Os pellets, também conhecidos como aparas de plástico ou lágrimas de sereia ― o nurdles em inglés ― são um problema de elevada gravidade: “as perdas de pellets de plástico para o ambiente são a terceira maior fonte de libertação não intencional de microplásticos”, afirma a nova proposta da Comissão Europeia para reduzir a poluição por microplásticos. Para além dos granulados – um resíduo particularmente complexo de remover das costas, uma vez que são bolas com cerca de 5 mm de diâmetro – o relatório europeu menciona outras fontes de poluição, desde os pneus aos geotêxteis.

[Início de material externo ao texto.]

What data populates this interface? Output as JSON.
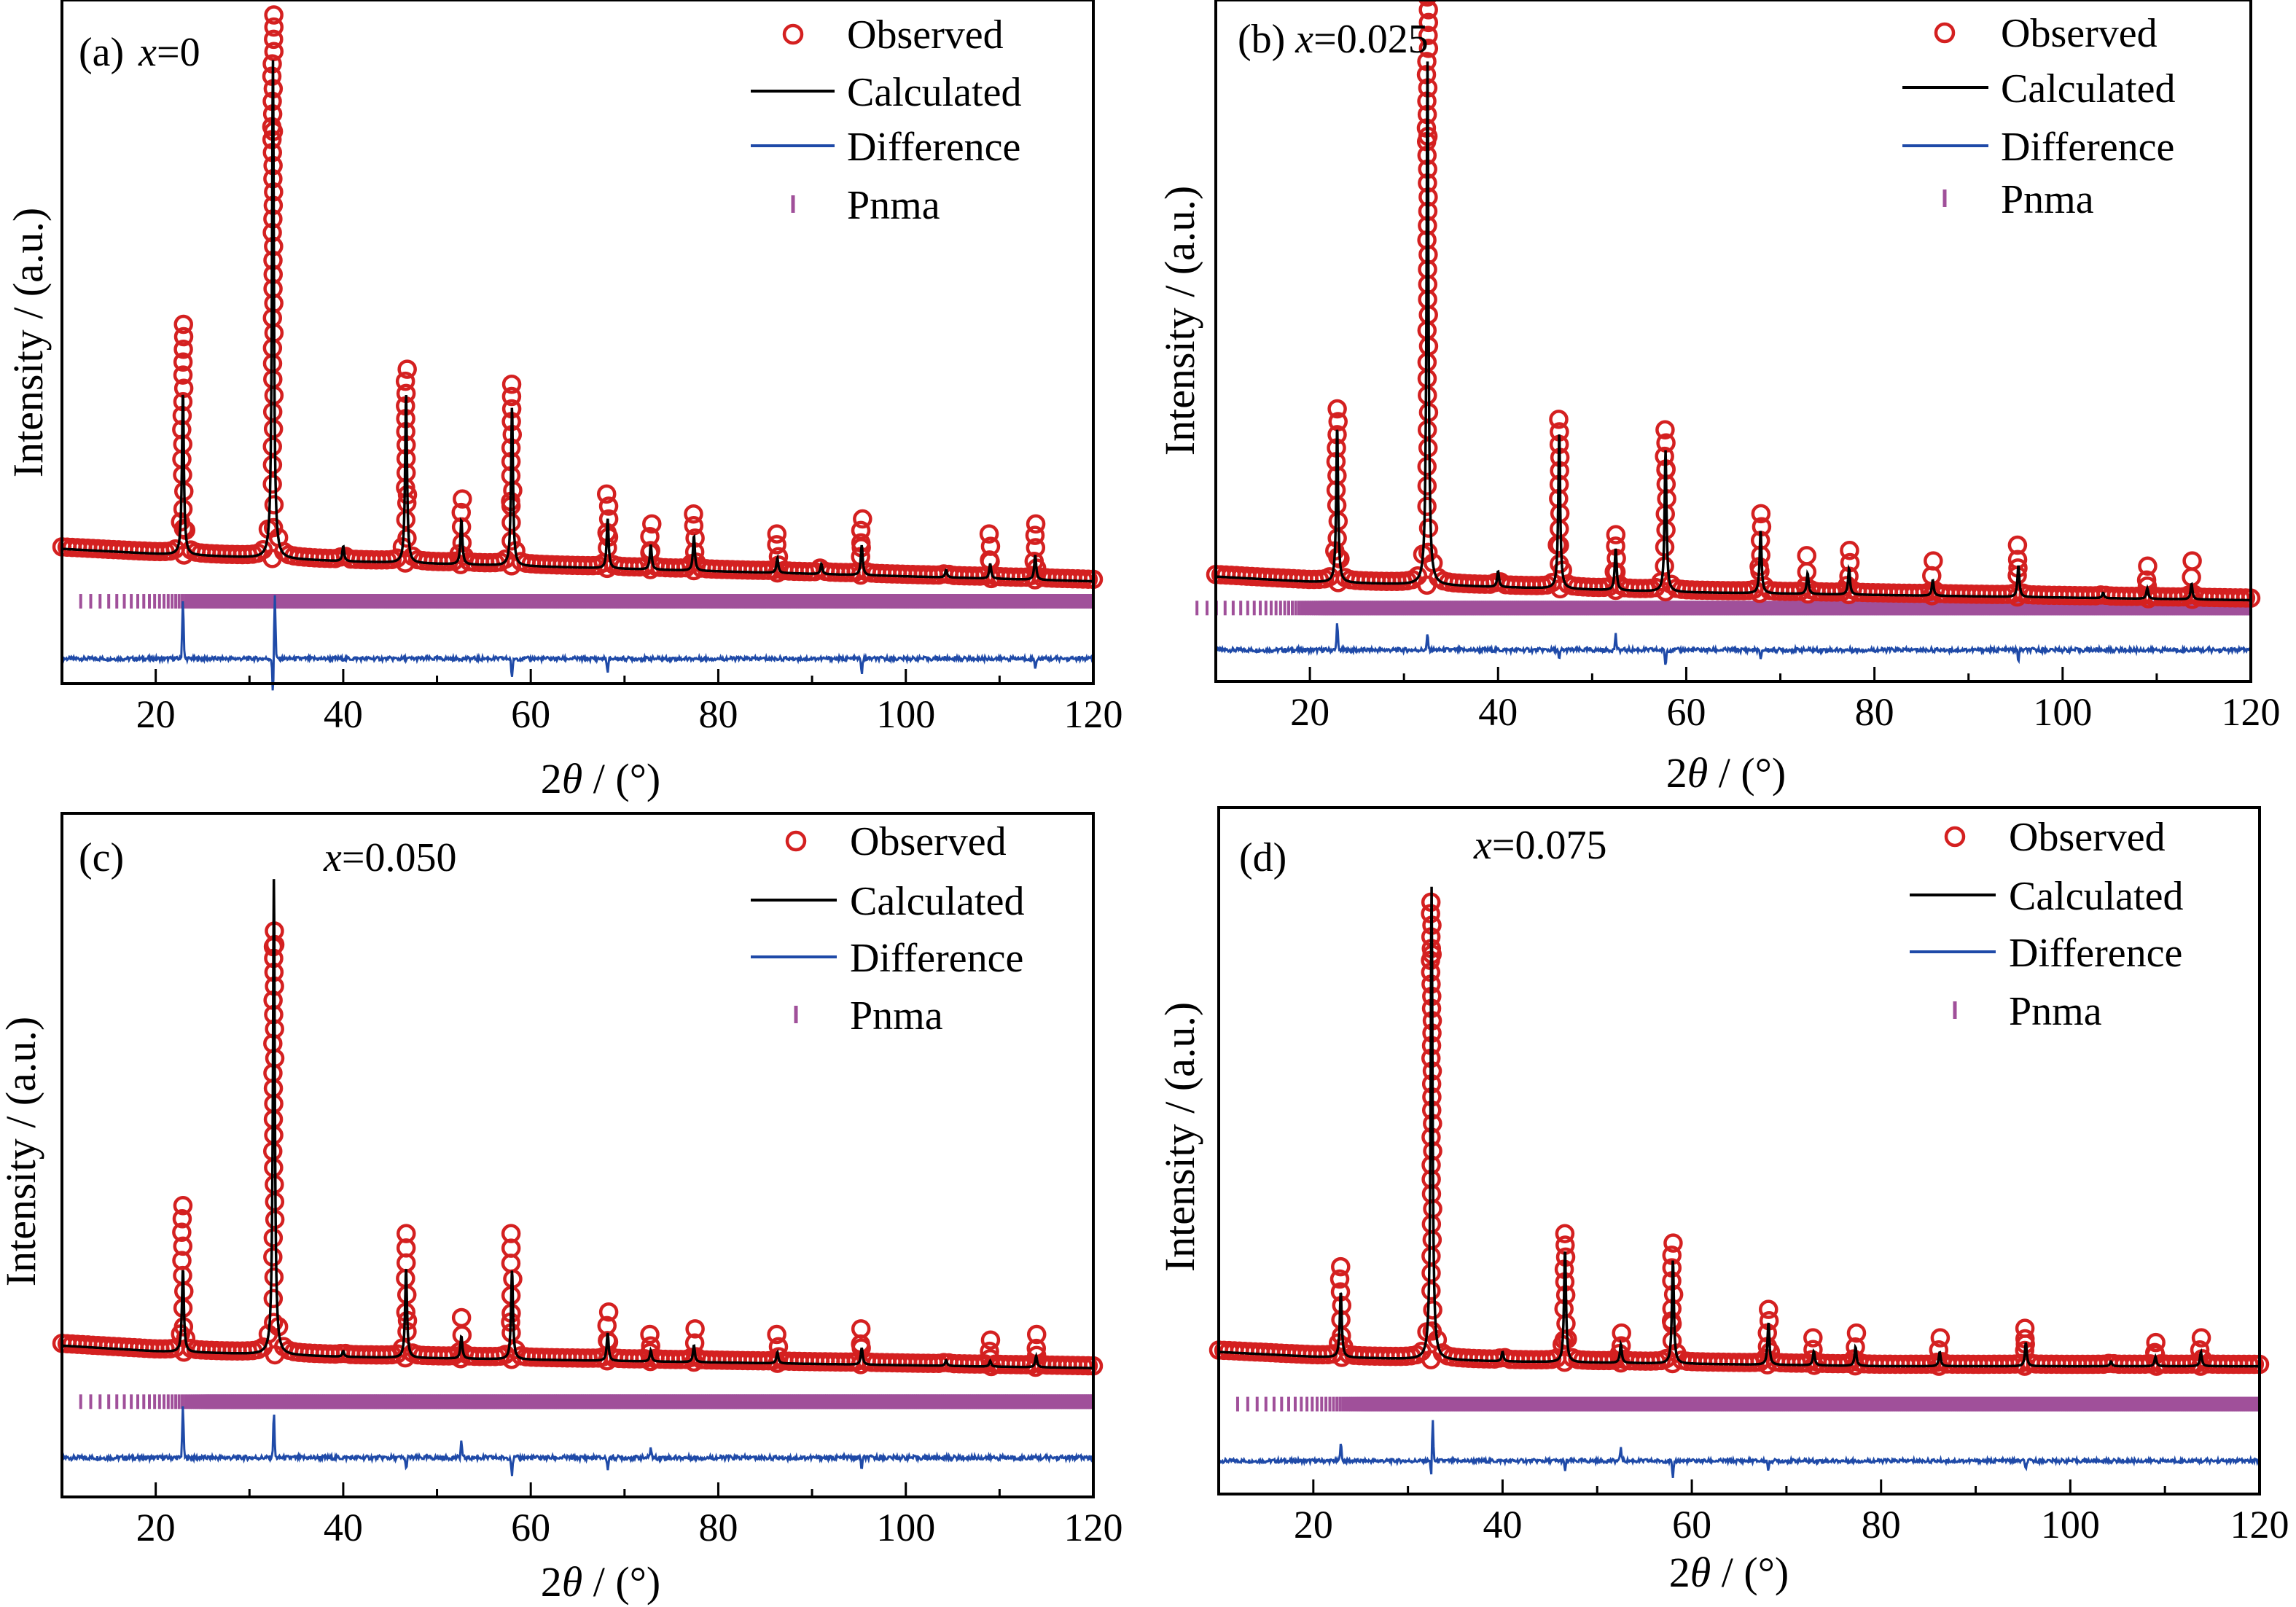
{
  "colors": {
    "observed": "#d42020",
    "calculated": "#000000",
    "difference": "#1f4aa8",
    "bragg": "#a0509a"
  },
  "legend": {
    "observed": "Observed",
    "calculated": "Calculated",
    "difference": "Difference",
    "bragg": "Pnma"
  },
  "axis": {
    "x_title_prefix": "2",
    "x_title_symbol": "θ",
    "x_title_suffix": " / (°)",
    "y_title": "Intensity / (a.u.)"
  },
  "chart_data": [
    {
      "type": "line",
      "panel": "(a)",
      "composition_var": "x",
      "composition_value": "=0",
      "xlim": [
        10,
        120
      ],
      "xticks": [
        20,
        40,
        60,
        80,
        100,
        120
      ],
      "y_normalized": true,
      "ylim": [
        -0.27,
        1.1
      ],
      "background": [
        [
          10,
          0.0
        ],
        [
          20,
          -0.01
        ],
        [
          40,
          -0.025
        ],
        [
          60,
          -0.035
        ],
        [
          80,
          -0.045
        ],
        [
          100,
          -0.055
        ],
        [
          120,
          -0.065
        ]
      ],
      "peaks": [
        [
          22.9,
          0.33
        ],
        [
          32.5,
          1.0
        ],
        [
          40.0,
          0.03
        ],
        [
          46.7,
          0.34
        ],
        [
          52.6,
          0.09
        ],
        [
          58.0,
          0.32
        ],
        [
          68.2,
          0.1
        ],
        [
          72.8,
          0.05
        ],
        [
          77.4,
          0.07
        ],
        [
          86.3,
          0.03
        ],
        [
          91.0,
          0.02
        ],
        [
          95.3,
          0.06
        ],
        [
          104.3,
          0.015
        ],
        [
          109.0,
          0.03
        ],
        [
          113.8,
          0.05
        ]
      ],
      "obs_top": [
        [
          22.9,
          0.45
        ],
        [
          32.5,
          1.07
        ],
        [
          46.7,
          0.36
        ],
        [
          52.6,
          0.1
        ],
        [
          58.0,
          0.33
        ],
        [
          68.2,
          0.11
        ],
        [
          72.8,
          0.05
        ],
        [
          77.4,
          0.07
        ],
        [
          86.3,
          0.03
        ],
        [
          95.3,
          0.06
        ],
        [
          109.0,
          0.03
        ],
        [
          113.8,
          0.05
        ]
      ],
      "difference_baseline": -0.22,
      "difference_spikes": [
        [
          22.9,
          0.12
        ],
        [
          32.5,
          -0.07
        ],
        [
          32.7,
          0.13
        ],
        [
          58.0,
          -0.04
        ],
        [
          68.2,
          -0.03
        ],
        [
          95.3,
          -0.03
        ],
        [
          113.8,
          -0.02
        ]
      ],
      "bragg_y": -0.105,
      "bragg_start": 12.0
    },
    {
      "type": "line",
      "panel": "(b)",
      "composition_var": "x",
      "composition_value": "=0.025",
      "xlim": [
        10,
        120
      ],
      "xticks": [
        20,
        40,
        60,
        80,
        100,
        120
      ],
      "y_normalized": true,
      "ylim": [
        -0.2,
        1.1
      ],
      "background": [
        [
          10,
          0.0
        ],
        [
          20,
          -0.01
        ],
        [
          40,
          -0.02
        ],
        [
          60,
          -0.03
        ],
        [
          80,
          -0.035
        ],
        [
          100,
          -0.04
        ],
        [
          120,
          -0.045
        ]
      ],
      "peaks": [
        [
          22.9,
          0.3
        ],
        [
          32.5,
          1.0
        ],
        [
          40.0,
          0.03
        ],
        [
          46.5,
          0.3
        ],
        [
          52.5,
          0.08
        ],
        [
          57.8,
          0.27
        ],
        [
          67.9,
          0.12
        ],
        [
          72.9,
          0.04
        ],
        [
          77.3,
          0.05
        ],
        [
          86.2,
          0.03
        ],
        [
          95.3,
          0.06
        ],
        [
          104.3,
          0.01
        ],
        [
          109.0,
          0.02
        ],
        [
          113.7,
          0.03
        ]
      ],
      "obs_top": [
        [
          22.9,
          0.32
        ],
        [
          32.5,
          1.13
        ],
        [
          46.5,
          0.3
        ],
        [
          52.5,
          0.08
        ],
        [
          57.8,
          0.28
        ],
        [
          67.9,
          0.12
        ],
        [
          72.9,
          0.04
        ],
        [
          77.3,
          0.05
        ],
        [
          86.2,
          0.03
        ],
        [
          95.3,
          0.06
        ],
        [
          109.0,
          0.02
        ],
        [
          113.7,
          0.03
        ]
      ],
      "difference_baseline": -0.14,
      "difference_spikes": [
        [
          22.9,
          0.05
        ],
        [
          32.5,
          0.03
        ],
        [
          46.5,
          -0.02
        ],
        [
          52.5,
          0.03
        ],
        [
          57.8,
          -0.03
        ],
        [
          67.9,
          -0.02
        ],
        [
          95.3,
          -0.02
        ]
      ],
      "bragg_y": -0.06,
      "bragg_start": 8.0
    },
    {
      "type": "line",
      "panel": "(c)",
      "composition_var": "x",
      "composition_value": "=0.050",
      "xlim": [
        10,
        120
      ],
      "xticks": [
        20,
        40,
        60,
        80,
        100,
        120
      ],
      "y_normalized": true,
      "ylim": [
        -0.27,
        0.95
      ],
      "background": [
        [
          10,
          0.0
        ],
        [
          20,
          -0.01
        ],
        [
          40,
          -0.02
        ],
        [
          60,
          -0.025
        ],
        [
          80,
          -0.03
        ],
        [
          100,
          -0.035
        ],
        [
          120,
          -0.04
        ]
      ],
      "peaks": [
        [
          22.9,
          0.15
        ],
        [
          32.6,
          0.85
        ],
        [
          40.0,
          0.01
        ],
        [
          46.7,
          0.16
        ],
        [
          52.6,
          0.04
        ],
        [
          58.0,
          0.16
        ],
        [
          68.2,
          0.05
        ],
        [
          72.8,
          0.02
        ],
        [
          77.4,
          0.03
        ],
        [
          86.3,
          0.02
        ],
        [
          95.3,
          0.03
        ],
        [
          104.3,
          0.01
        ],
        [
          109.0,
          0.01
        ],
        [
          113.9,
          0.02
        ]
      ],
      "obs_top": [
        [
          22.9,
          0.25
        ],
        [
          32.6,
          0.74
        ],
        [
          46.7,
          0.2
        ],
        [
          52.6,
          0.05
        ],
        [
          58.0,
          0.2
        ],
        [
          68.2,
          0.06
        ],
        [
          72.8,
          0.02
        ],
        [
          77.4,
          0.03
        ],
        [
          86.3,
          0.02
        ],
        [
          95.3,
          0.03
        ],
        [
          109.0,
          0.01
        ],
        [
          113.9,
          0.02
        ]
      ],
      "difference_baseline": -0.2,
      "difference_spikes": [
        [
          22.9,
          0.09
        ],
        [
          32.6,
          0.08
        ],
        [
          46.7,
          -0.02
        ],
        [
          52.6,
          0.03
        ],
        [
          58.0,
          -0.03
        ],
        [
          68.2,
          -0.02
        ],
        [
          72.8,
          0.02
        ],
        [
          95.3,
          -0.02
        ]
      ],
      "bragg_y": -0.1,
      "bragg_start": 12.0
    },
    {
      "type": "line",
      "panel": "(d)",
      "composition_var": "x",
      "composition_value": "=0.075",
      "xlim": [
        10,
        120
      ],
      "xticks": [
        20,
        40,
        60,
        80,
        100,
        120
      ],
      "y_normalized": true,
      "ylim": [
        -0.3,
        1.15
      ],
      "background": [
        [
          10,
          0.0
        ],
        [
          20,
          -0.01
        ],
        [
          40,
          -0.02
        ],
        [
          60,
          -0.025
        ],
        [
          80,
          -0.03
        ],
        [
          100,
          -0.03
        ],
        [
          120,
          -0.03
        ]
      ],
      "peaks": [
        [
          22.9,
          0.14
        ],
        [
          32.5,
          1.0
        ],
        [
          40.0,
          0.02
        ],
        [
          46.6,
          0.24
        ],
        [
          52.5,
          0.04
        ],
        [
          58.0,
          0.22
        ],
        [
          68.1,
          0.09
        ],
        [
          72.9,
          0.03
        ],
        [
          77.3,
          0.04
        ],
        [
          86.2,
          0.03
        ],
        [
          95.3,
          0.05
        ],
        [
          104.3,
          0.01
        ],
        [
          109.0,
          0.02
        ],
        [
          113.8,
          0.03
        ]
      ],
      "obs_top": [
        [
          22.9,
          0.18
        ],
        [
          32.5,
          0.95
        ],
        [
          46.6,
          0.25
        ],
        [
          52.5,
          0.04
        ],
        [
          58.0,
          0.23
        ],
        [
          68.1,
          0.09
        ],
        [
          72.9,
          0.03
        ],
        [
          77.3,
          0.04
        ],
        [
          86.2,
          0.03
        ],
        [
          95.3,
          0.05
        ],
        [
          109.0,
          0.02
        ],
        [
          113.8,
          0.03
        ]
      ],
      "difference_baseline": -0.23,
      "difference_spikes": [
        [
          22.9,
          0.04
        ],
        [
          32.5,
          -0.05
        ],
        [
          32.6,
          0.1
        ],
        [
          46.6,
          -0.02
        ],
        [
          52.5,
          0.03
        ],
        [
          58.0,
          -0.04
        ],
        [
          68.1,
          -0.02
        ],
        [
          95.3,
          -0.02
        ]
      ],
      "bragg_y": -0.11,
      "bragg_start": 12.0
    }
  ]
}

“Oito milhões de toneladas de lixo por ano vão parar aos mares e oceanos (o equivalente ao peso de 800 Torres Eiffel, a cobrir 34 vezes a ilha de Manhattan ou ao peso de 14 285 aviões Airbus A380)”. As primeiras linhas de um relatório da Greenpeace sobre os plásticos nos oceanos são muito diretas.
A catástrofe ambiental ocorrida a 8 de dezembro, com a descarga de pellets a 80 quilómetros da costa portuguesa, vem mais uma vez evidenciar os problemas dos nossos mares. O navio Toconao perdeu vários contentores. Um deles transportava 1050 sacos de pellets, num total de mais de 26 toneladas de microplásticos.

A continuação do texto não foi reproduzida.